French central bank warns of a global slowdown


Thee global economic is engaged in a slow-moving crash.

When you consider the reasons, it’s inevitable.

While the rich are getting richer , everyone else is stuck or heading down [see our earlier posts].

And the rich are getting richer because their wealth is invested heavily in the  parasitical FIRE sector, the finance, insurance, and real estate markets,

Real economic growth, based on the consumption of goods and services, can’t happen without growth in the wages of the working and middle classes, the driving factors leading to consumption of those tangible goods and broadly used services.

But corporate mergers are producing cuts in pay and benefits, with cash assets stripped away and pocketed by plutocratic plunderers, rather than being shared with those folks whose labors produced all that wealth and could use their enlarged share of the pie to actually grow the economy [and, yes, we’re well aware that endless economic growth is itself problematic in the longer run].

And to buy what goods they can, people are increasingly forced to turn to debt, either through bank loans or credit cards, paying ever-higher rates of interest to the FIREy plutocrats.

And with education being privatized or subjected to reduced state subsidies, ever larger numbers of young people are being forced to take loans to attain educations once taken for granted.

And the FIRE folks get richer again.

And now for the warning, via Agence France Presse:

France’s central bank trimmed its growth forecasts for 2016 and 2017 on Friday, citing a deterioration in the global economy and Britain’s decision to leave the European Union.

The Bank of France revised its 2016 and 2017 growth forecast down to 1.3 percent, having previously expected growth of 1.4 percent this year and 1.5 percent next year.

It also predicted growth of 1.4 percent in 2018, down from its previous figure of 1.6 percent.

“In 2017 and 2018, the downward revision of our GDP growth projection… is mainly due to the deterioration in the international environment,” it said in a statement.

“The projection is thus particularly affected by less favourable foreign demand prospects.., notably as a result of the impact of Brexit on the UK economy and of its dissemination to the euro area economies.”

Understanding the predatory FIRE sector

For more on the current slowdown and its causes and the predatory nature of the FIRE section, watch this very informative German television interview with University of Missouri-Kansas City economist Michael Hudson, perhaps the most incisive commentator of the modern economic conditions:

Michael Hudson: How Private Debt Makes the Rich Richer

Program notes:

Michael Hudson talks about the causes of inequality in the 21st century

Our author Michael Hudson summarizes some important theses from his book “The Sector – Why Global Finance Is Destroying Us”.
The interview took place on the occasion of the 16th International Literary Festival in Berlin for a symposium titled “Inequality in the 21st Century.

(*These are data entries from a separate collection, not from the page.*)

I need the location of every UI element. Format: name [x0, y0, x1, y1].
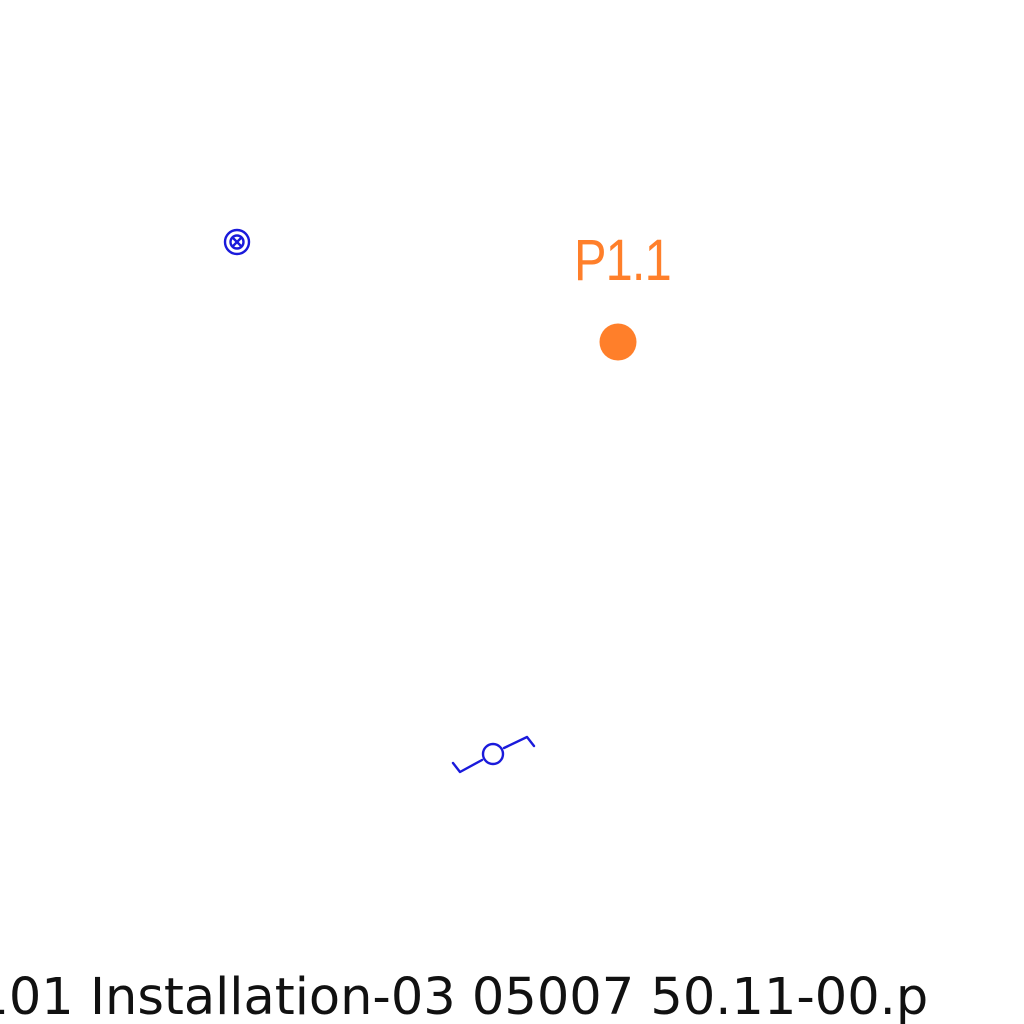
point-label: P1.1: [574, 228, 672, 293]
circled-cross-fixture-icon: [223, 228, 251, 256]
point-marker[interactable]: [599, 323, 637, 361]
switch-icon: [451, 735, 536, 774]
file-name-caption: -101 Installation-03 05007 50.11-00.p: [0, 968, 929, 1024]
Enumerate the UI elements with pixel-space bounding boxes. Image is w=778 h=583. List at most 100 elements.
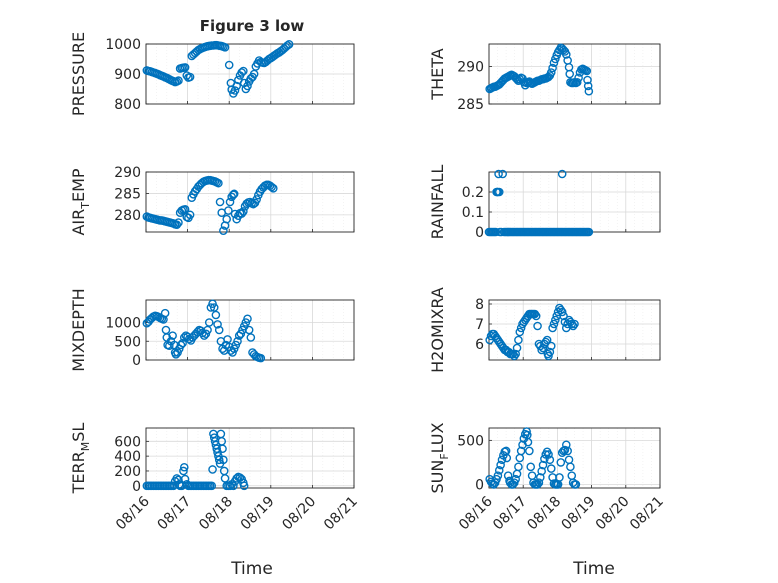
y-tick-label: 600 (114, 434, 141, 450)
y-tick-label: 0 (132, 479, 141, 495)
data-point (546, 68, 556, 77)
y-tick-label: 0.1 (462, 205, 484, 221)
y-axis-label-subscript: T (79, 202, 92, 210)
y-tick-label: 800 (114, 97, 141, 113)
data-point (546, 341, 556, 351)
data-point (185, 210, 195, 220)
data-point (172, 220, 182, 230)
data-point (548, 323, 557, 333)
data-point (496, 460, 505, 470)
y-axis-label: AIRTEMP (69, 168, 92, 235)
data-point (510, 351, 519, 361)
data-point (207, 481, 217, 491)
data-point (516, 446, 526, 456)
data-point (204, 318, 214, 327)
data-point (178, 338, 187, 348)
data-point (561, 50, 571, 59)
data-point (225, 481, 235, 491)
chart-title: Figure 3 low (200, 17, 305, 35)
data-point (229, 481, 238, 491)
data-point (512, 74, 522, 84)
data-point (268, 183, 278, 193)
data-point (551, 315, 560, 325)
x-axis-label-right: Time (572, 559, 615, 579)
y-tick-label: 1000 (105, 316, 141, 332)
data-point (215, 197, 225, 207)
y-tick-label: 7 (475, 317, 484, 333)
data-point (179, 466, 188, 476)
data-point (497, 455, 507, 465)
data-point (567, 319, 577, 329)
data-point (222, 214, 232, 224)
data-point (538, 460, 548, 470)
data-point (164, 341, 174, 351)
data-point (213, 320, 222, 329)
data-point (544, 72, 553, 82)
y-tick-label: 0 (475, 225, 484, 241)
data-point (565, 69, 575, 79)
data-point (584, 86, 594, 96)
axes-box (145, 299, 355, 361)
data-point (514, 462, 523, 472)
data-point (211, 310, 221, 320)
data-point (246, 333, 256, 342)
y-axis-label: TERRMSL (69, 423, 92, 495)
data-point (284, 40, 294, 49)
data-point (570, 319, 579, 329)
data-point (237, 209, 246, 218)
data-point (494, 169, 503, 179)
data-point (180, 474, 190, 484)
data-point (491, 227, 501, 237)
y-tick-label: 8 (475, 297, 484, 313)
data-point (523, 437, 533, 447)
y-axis-label: RAINFALL (428, 165, 447, 240)
y-axis-label: THETA (428, 48, 447, 100)
y-tick-label: 0 (475, 477, 484, 493)
data-point (232, 474, 241, 483)
data-point (544, 450, 553, 459)
data-point (267, 182, 276, 192)
y-tick-label: 285 (114, 186, 141, 202)
data-point (530, 309, 540, 319)
data-point (230, 86, 240, 95)
data-point (225, 197, 235, 207)
y-axis-label: H2OMIXRA (428, 287, 447, 373)
data-point (243, 81, 252, 91)
data-point (541, 337, 551, 347)
subplot-6: 6 7 8 H2OMIXRA (428, 287, 661, 373)
y-axis-label-main: SUN (428, 460, 447, 494)
axes-box (145, 427, 355, 489)
y-axis-label-rest: EMP (69, 168, 88, 202)
data-point (533, 480, 542, 489)
data-point (568, 321, 578, 331)
y-tick-label: 280 (114, 208, 141, 224)
data-point (563, 446, 572, 456)
data-point (237, 68, 246, 77)
y-tick-label: 400 (114, 449, 141, 465)
data-point (525, 446, 534, 456)
y-tick-label: 500 (457, 433, 484, 449)
data-point (502, 453, 512, 463)
data-point (571, 480, 581, 489)
data-point (176, 340, 186, 350)
data-point (545, 455, 555, 465)
data-point (574, 73, 583, 83)
data-point (557, 307, 567, 317)
axes-box (145, 171, 355, 233)
data-point (220, 43, 230, 52)
data-point (185, 72, 195, 82)
data-point (243, 314, 252, 324)
data-point (556, 458, 566, 467)
data-point (582, 66, 592, 76)
data-point (514, 335, 523, 345)
data-point (545, 347, 555, 357)
y-axis-label-subscript: M (79, 442, 92, 452)
data-point (537, 466, 546, 476)
data-point (498, 169, 507, 179)
data-point (219, 226, 228, 236)
data-point (511, 349, 520, 359)
subplot-1: 800 900 1000 PRESSURE (69, 32, 355, 116)
data-point (559, 311, 568, 321)
y-axis-label-subscript: F (438, 453, 451, 459)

Progress, capitalism and global poverty. “ The authors, Angus Deaton, David Graeber and Michael Hudson, presented the most important theses of their current books.

Michael Hudson Bio: Michael Hudson is one of very few economists – globally – who perfectly predicted the 2008 financial crisis.

Michael is President of The Institute for the Study of Long-Term Economic Trends (ISLET), a Wall Street Financial Analyst, Distinguished Research Professor of Economics at the University of Missouri, Kansas City and author of Killing the Host (2015), The Bubble and Beyond (2012), Super-Imperialism: The Economic Strategy of American Empire (1968 & 2003), Trade, Development and Foreign Debt (1992 & 2009) and of The Myth of Aid (1971), amongst many others.

ISLET engages in research regarding domestic and international finance, national income and balance-sheet accounting with regard to real estate, and the economic history of the ancient Near East.

Michael acts as an economic advisor to governments worldwide including Iceland, Latvia and China on finance and tax law.